Le CESE insiste sur l’importance de construire des infrastructures médicales adaptées dans ces zones, tout en incitant les professionnels de santé à y exercer. Des mesures incitatives comme des primes d’installation ou des avantages fiscaux pourraient jouer un rôle clé dans cette dynamique.
Un double défi
Sur le plan financier, le défi est double. Il s’agit non seulement de rendre l’AMO soutenable, mais aussi de réduire la part des dépenses de santé directement supportée par les ménages, qui reste trop élevée. Le rapport recommande d’augmenter les taux de remboursement pour les soins spécialisés et de généraliser le mécanisme du tiers payant, qui permet aux assurés de ne pas avancer les frais médicaux.
Par ailleurs, une meilleure régulation des coûts dans le secteur privé pourrait limiter l’inflation des dépenses, notamment pour les traitements complexes. La solidarité financière doit également être renforcée pour équilibrer le système. Cela pourrait passer par une révision des plafonds de cotisation pour les catégories à hauts revenus, assurant ainsi une redistribution plus équitable des ressources.
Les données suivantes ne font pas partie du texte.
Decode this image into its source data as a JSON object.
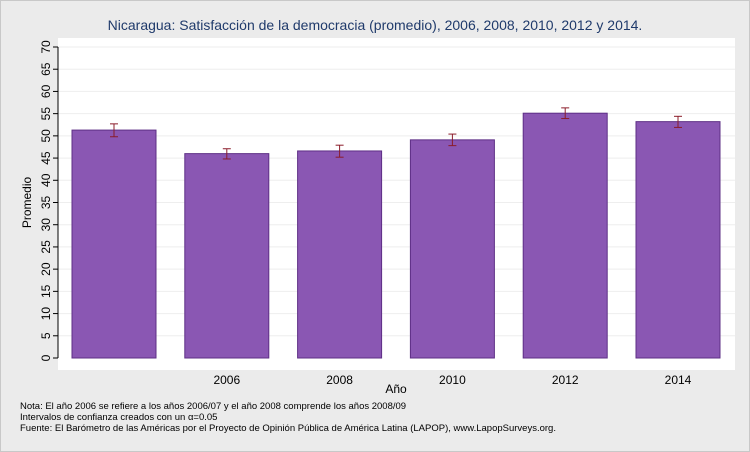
{
  "chart_data": {
    "type": "bar",
    "title": "Nicaragua: Satisfacción de la democracia (promedio), 2006, 2008, 2010, 2012 y 2014.",
    "xlabel": "Año",
    "ylabel": "Promedio",
    "ylim": [
      0,
      70
    ],
    "yticks": [
      0,
      5,
      10,
      15,
      20,
      25,
      30,
      35,
      40,
      45,
      50,
      55,
      60,
      65,
      70
    ],
    "categories": [
      "",
      "2006",
      "2008",
      "2010",
      "2012",
      "2014"
    ],
    "values": [
      51.3,
      46.0,
      46.6,
      49.1,
      55.1,
      53.2
    ],
    "ci_low": [
      49.8,
      44.8,
      45.2,
      47.8,
      53.9,
      51.9
    ],
    "ci_high": [
      52.7,
      47.1,
      47.9,
      50.4,
      56.3,
      54.4
    ],
    "grid": true,
    "colors": {
      "bar": "#8a57b3",
      "bar_edge": "#5e2f86",
      "error_bar": "#8b1c2a",
      "grid": "#ffffff",
      "background": "#ebebeb",
      "plot_background": "#ffffff",
      "title": "#1f3a6b"
    }
  },
  "notes": [
    "Nota: El año 2006 se refiere a los años 2006/07 y el año 2008 comprende los años 2008/09",
    "Intervalos de confianza creados con un α=0.05",
    "Fuente: El Barómetro de las Américas por el Proyecto de Opinión Pública de América Latina (LAPOP), www.LapopSurveys.org."
  ]
}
En parallèle, des mécanismes d’aide ciblée pour les populations précaires permettraient de combler les lacunes actuelles, notamment pour les personnes aux revenus modestes qui peinent à payer leurs cotisations. Enfin, une meilleure sensibilisation des assurés s’impose. Le rapport insiste sur le besoin d’une communication claire et accessible concernant les droits, les prestations couvertes et les démarches administratives. De nombreuses personnes restent mal informées sur les modalités d’accès à l’AMO, ce qui renforce les inégalités et entrave l’efficacité du système.
Ahmed Reda Chami
Président du CESE
«La majorité des assurés se tournent vers les centres de santé privés, principalement en raison du manque d’offres et d’attractivité dans le secteur public. C’est un réel problème. Lorsque plus de 95% des affiliés à l’AMO consultent dans le privé, plus de 80% des assurés CNOPS font de même, et même 57% des affiliés à l’AMO Tadamoun privilégient le privé, cela souligne une problématique majeure. Nous devons impérativement la corriger, car nous estimons que le secteur privé doit jouer un rôle moteur dans ce domaine.»